1-Davacı vekilinin temyiz itirazları yönünden; 818 sayılı Borçlar Kanunu"nun yürürlükte olduğu dönemde yapıldığı anlaşılan sözleşmede davalı ..."ın isim, imza ve kefalet limitinin bulunduğu görülmektedir. Bu durumda bu davalının da limit dahilinde kefalet sözleşmesinden dolayı sorumlu olduğu kabul edilerek uygun sonuç çerçevesinde bir karar verilmesi gerekirken yazılı şekilde ret hükmü kurulması doğru olmamış bozmayı gerektirmiştir.

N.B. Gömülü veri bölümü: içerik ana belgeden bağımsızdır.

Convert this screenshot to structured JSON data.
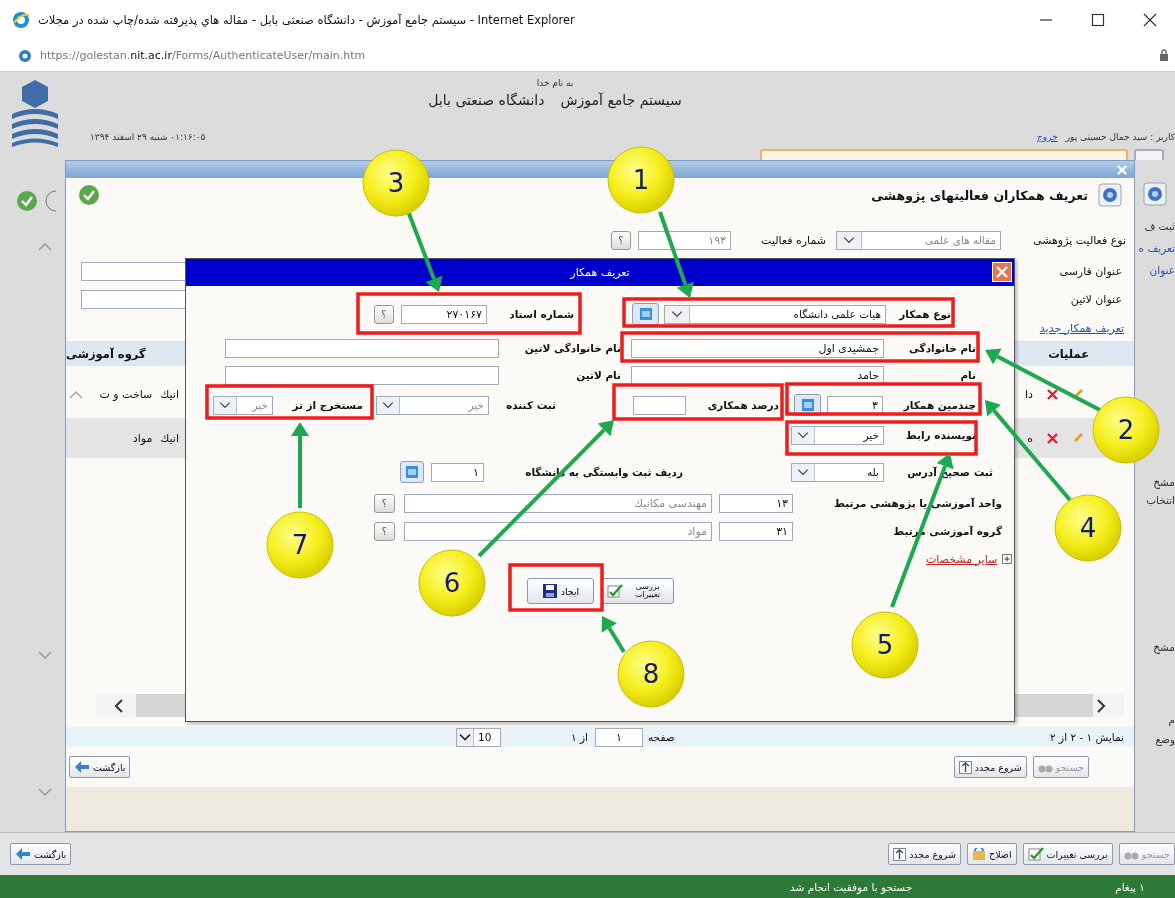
{
  "browser": {
    "title": "سیستم جامع آموزش - دانشگاه صنعتی بابل - مقاله هاي پذيرفته شده/چاپ شده در مجلات - Internet Explorer",
    "url": "https://golestan.**nit.ac.ir**/Forms/AuthenticateUser/main.htm"
  },
  "header": {
    "greeting": "به نام خدا",
    "system": "سیستم جامع آموزش",
    "university": "دانشگاه صنعتی بابل",
    "datetime": "۰۱:۱۶:۰۵ شنبه ۲۹ اسفند ۱۳۹۴",
    "user": "کاربر : سید جمال حسینی پور",
    "logout": "خروج"
  },
  "side_strip": [
    "ثبت ف",
    "تعریف ه",
    "عنوان",
    "مشخ",
    "انتخاب",
    "مشخ",
    "م",
    "وضع"
  ],
  "form": {
    "title": "تعریف همکاران فعالیتهای پژوهشی",
    "activity_type_label": "نوع فعالیت پژوهشی",
    "activity_type": "مقاله های علمی",
    "activity_no_label": "شماره فعالیت",
    "activity_no": "۱۹۳",
    "lookup": "؟",
    "title_fa_label": "عنوان فارسی",
    "title_en_label": "عنوان لاتین",
    "new_link": "تعریف همکار جدید",
    "columns": [
      "عملیات",
      "گروه آموزشی"
    ],
    "rows": [
      {
        "operation": "دا",
        "cells": [
          "انیك",
          "ساخت و ت"
        ]
      },
      {
        "operation": "ه",
        "cells": [
          "انیك",
          "مواد"
        ]
      }
    ],
    "pager": {
      "summary": "نمایش ۱ - ۲ از ۲",
      "page_label": "صفحه",
      "page": "۱",
      "of": "از ۱",
      "page_size": "10"
    },
    "buttons": [
      {
        "label": "جستجو",
        "kind": "search",
        "disabled": true
      },
      {
        "label": "شروع مجدد",
        "kind": "restart",
        "disabled": false
      },
      {
        "label": "بازگشت",
        "kind": "back",
        "disabled": false
      }
    ]
  },
  "dialog": {
    "title": "تعریف همکار",
    "coworker_type": {
      "label": "نوع همکار",
      "value": "هیات علمی دانشگاه"
    },
    "professor_no": {
      "label": "شماره استاد",
      "value": "۲۷۰۱۶۷",
      "lookup": "؟"
    },
    "last_name": {
      "label": "نام خانوادگی",
      "value": "جمشیدی اول"
    },
    "last_name_latin": {
      "label": "نام خانوادگی لاتین"
    },
    "first_name": {
      "label": "نام",
      "value": "حامد"
    },
    "first_name_latin": {
      "label": "نام لاتین"
    },
    "coworker_order": {
      "label": "چندمین همکار",
      "value": "۳"
    },
    "share_percent": {
      "label": "درصد همکاری"
    },
    "registrar": {
      "label": "ثبت کننده",
      "value": "خیر"
    },
    "from_thesis": {
      "label": "مستخرج از تز",
      "value": "خیر"
    },
    "corresponding_author": {
      "label": "نویسنده رابط",
      "value": "خیر"
    },
    "address_correct": {
      "label": "ثبت صحیح آدرس",
      "value": "بله"
    },
    "affiliation_row": {
      "label": "ردیف ثبت وابستگی به دانشگاه",
      "value": "۱"
    },
    "unit": {
      "label": "واحد آموزشی یا پژوهشی مرتبط",
      "code": "۱۳",
      "name": "مهندسی مکانیك",
      "lookup": "؟"
    },
    "group": {
      "label": "گروه آموزشی مرتبط",
      "code": "۳۱",
      "name": "مواد",
      "lookup": "؟"
    },
    "more_link": "سایر مشخصات",
    "create_button": "ایجاد",
    "check_button": "بررسی تغییرات"
  },
  "bottom_buttons": [
    {
      "label": "جستجو",
      "kind": "search",
      "disabled": true
    },
    {
      "label": "بررسی تغییرات",
      "kind": "check",
      "disabled": false
    },
    {
      "label": "اصلاح",
      "kind": "edit",
      "disabled": false
    },
    {
      "label": "شروع مجدد",
      "kind": "restart",
      "disabled": false
    },
    {
      "label": "بازگشت",
      "kind": "back",
      "disabled": false
    }
  ],
  "status": {
    "messages": "۱ پیغام",
    "text": "جستجو با موفقیت انجام شد"
  },
  "callouts": [
    "1",
    "2",
    "3",
    "4",
    "5",
    "6",
    "7",
    "8"
  ]
}
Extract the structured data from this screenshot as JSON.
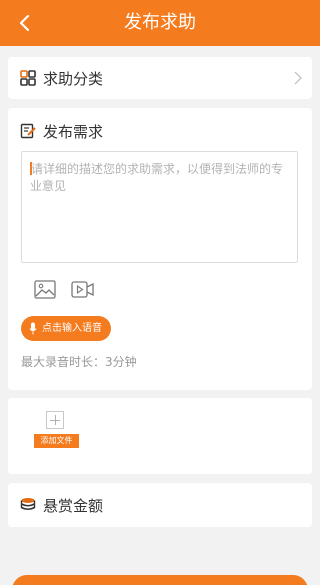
{
  "header": {
    "title": "发布求助"
  },
  "category": {
    "label": "求助分类"
  },
  "request": {
    "label": "发布需求",
    "placeholder": "请详细的描述您的求助需求，以便得到法师的专业意见",
    "voice_button": "点击输入语音",
    "voice_note": "最大录音时长：3分钟"
  },
  "files": {
    "add_label": "添加文件"
  },
  "reward": {
    "label": "悬赏金额"
  },
  "colors": {
    "accent": "#f47b1e",
    "background": "#f2f2f2",
    "card": "#ffffff"
  }
}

2- Davalı ... vekilinin temyizine gelince, itirazın iptali davalarında takipten önce yapılan ödemeler alacak tutarından düşülerek takip başlatılır. Takipten sonra ve davadan önce yapılan ödemeler varsa davacının bu ödemeleri asıl alacak tutarından düşerek itirazın iptali davasını açması gerekir. İstinaf mahkemesince hükme esas alınan bilirkişi raporunda ise takipten sonra yapılan ödemeler borcun ferilerinden düşülmesine işaret edilmiş, mahkemece de bu değerlendirme benimsenerek yazılı şekilde hüküm kurulmuş ise de Dairemizce öteden beri benimsenen uygulamaya aykırı olduğundan yukarıda açıklanan ilkeler doğrultusunda hesaplama yapılarak varılacak uygun sonuç çerçevesinde bir karar verilmesi gerekirken yazılı şekilde karar verilmesi doğru olmamış bozmayı gerektirmiştir.

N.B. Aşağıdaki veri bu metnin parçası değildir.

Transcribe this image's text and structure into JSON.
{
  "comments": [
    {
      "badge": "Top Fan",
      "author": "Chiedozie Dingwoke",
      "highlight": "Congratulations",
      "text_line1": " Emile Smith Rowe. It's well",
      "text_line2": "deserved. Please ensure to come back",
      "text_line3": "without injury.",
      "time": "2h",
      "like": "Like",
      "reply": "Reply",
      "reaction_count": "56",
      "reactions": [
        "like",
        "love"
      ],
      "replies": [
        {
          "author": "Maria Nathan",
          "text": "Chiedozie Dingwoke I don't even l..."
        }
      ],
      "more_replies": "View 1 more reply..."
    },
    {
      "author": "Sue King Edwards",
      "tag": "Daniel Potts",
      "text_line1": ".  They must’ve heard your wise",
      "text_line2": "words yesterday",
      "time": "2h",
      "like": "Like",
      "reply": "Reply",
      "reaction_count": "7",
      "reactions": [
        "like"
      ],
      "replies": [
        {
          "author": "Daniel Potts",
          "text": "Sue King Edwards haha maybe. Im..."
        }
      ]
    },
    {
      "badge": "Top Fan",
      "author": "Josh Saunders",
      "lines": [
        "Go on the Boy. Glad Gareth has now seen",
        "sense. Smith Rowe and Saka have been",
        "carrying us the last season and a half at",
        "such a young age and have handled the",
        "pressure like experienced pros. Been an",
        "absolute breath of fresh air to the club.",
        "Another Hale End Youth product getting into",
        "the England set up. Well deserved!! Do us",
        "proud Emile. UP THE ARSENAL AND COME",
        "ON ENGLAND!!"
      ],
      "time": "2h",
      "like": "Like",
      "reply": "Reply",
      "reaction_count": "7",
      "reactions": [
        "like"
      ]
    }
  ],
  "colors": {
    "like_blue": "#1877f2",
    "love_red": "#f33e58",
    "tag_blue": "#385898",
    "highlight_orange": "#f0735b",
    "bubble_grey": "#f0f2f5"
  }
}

3- Davacı ... ile alacağı temlik aldığı Türkiye İş Bankası harçtan muaf değildir. 492 sayılı Harçlar Kanunu"nun 28/a maddesi uyarınca karar ve ilam harcının 1/4"ü peşin alınır. Aynı Kanun"un 32. maddesi gereğince yatırılması gereken harç alınmadan ya da eksik yatırılan harç tamamlatılmadan yargılamaya devam edilemez. Mahkemece anılan yasa hükümleri gözetilmeden maktu peşin harç alınarak yargılama yapılması da usul ve yasaya aykırıdır.

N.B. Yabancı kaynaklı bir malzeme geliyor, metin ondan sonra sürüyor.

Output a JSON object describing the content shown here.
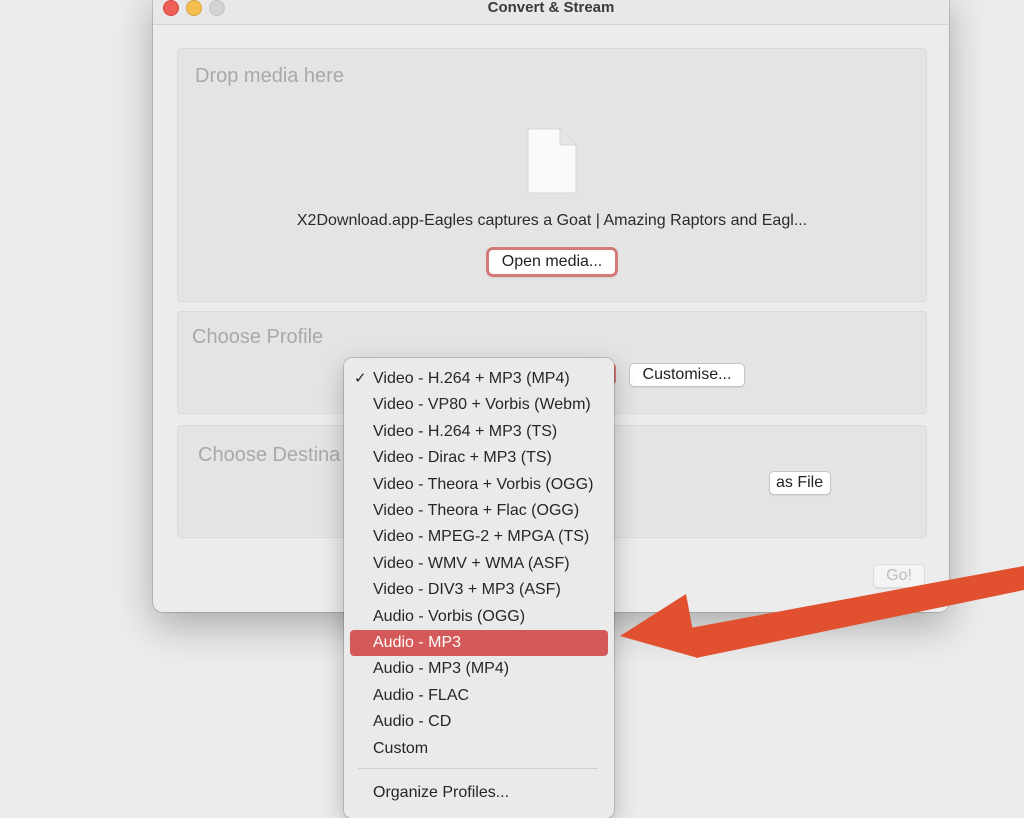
{
  "window": {
    "title": "Convert & Stream"
  },
  "drop": {
    "panel_title": "Drop media here",
    "filename": "X2Download.app-Eagles captures a Goat | Amazing Raptors and Eagl...",
    "open_button": "Open media..."
  },
  "profile": {
    "panel_title": "Choose Profile",
    "customise_button": "Customise..."
  },
  "destination": {
    "panel_title": "Choose Destina",
    "save_button": "as File"
  },
  "go_button": "Go!",
  "menu": {
    "items": [
      {
        "label": "Video - H.264 + MP3 (MP4)",
        "checked": true
      },
      {
        "label": "Video - VP80 + Vorbis (Webm)"
      },
      {
        "label": "Video - H.264 + MP3 (TS)"
      },
      {
        "label": "Video - Dirac + MP3 (TS)"
      },
      {
        "label": "Video - Theora + Vorbis (OGG)"
      },
      {
        "label": "Video - Theora + Flac (OGG)"
      },
      {
        "label": "Video - MPEG-2 + MPGA (TS)"
      },
      {
        "label": "Video - WMV + WMA (ASF)"
      },
      {
        "label": "Video - DIV3 + MP3 (ASF)"
      },
      {
        "label": "Audio - Vorbis (OGG)"
      },
      {
        "label": "Audio - MP3",
        "highlighted": true
      },
      {
        "label": "Audio - MP3 (MP4)"
      },
      {
        "label": "Audio - FLAC"
      },
      {
        "label": "Audio - CD"
      },
      {
        "label": "Custom"
      }
    ],
    "footer_item": "Organize Profiles...",
    "check_glyph": "✓"
  },
  "colors": {
    "highlight": "#d35a58",
    "arrow": "#e1502f",
    "close": "#ee5f57",
    "minimize": "#f5be4f"
  }
}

SONUÇ: Yukarıda (1) nolu bentte açıklanan nedenlerle hükmün davacı yararına, (2) ve (3) nolu bentlerde açıklanan nedenlerle davalı ... yararına BOZULMASINA, bozma nedenine göre davacı ile davalı ..."nın öteki temyiz itirazlarının şimdilik incelenmesine yer olmadığına, dosyanın İstanbul Bölge Adliye Mahkemesi 16. Hukuk Dairesi"ne gönderilmesine, ödedikleri peşin temyiz harcının istekleri halinde temyiz edenlere iadesine, 09.12.2020 tarihinde oybirliğiyle karar verildi.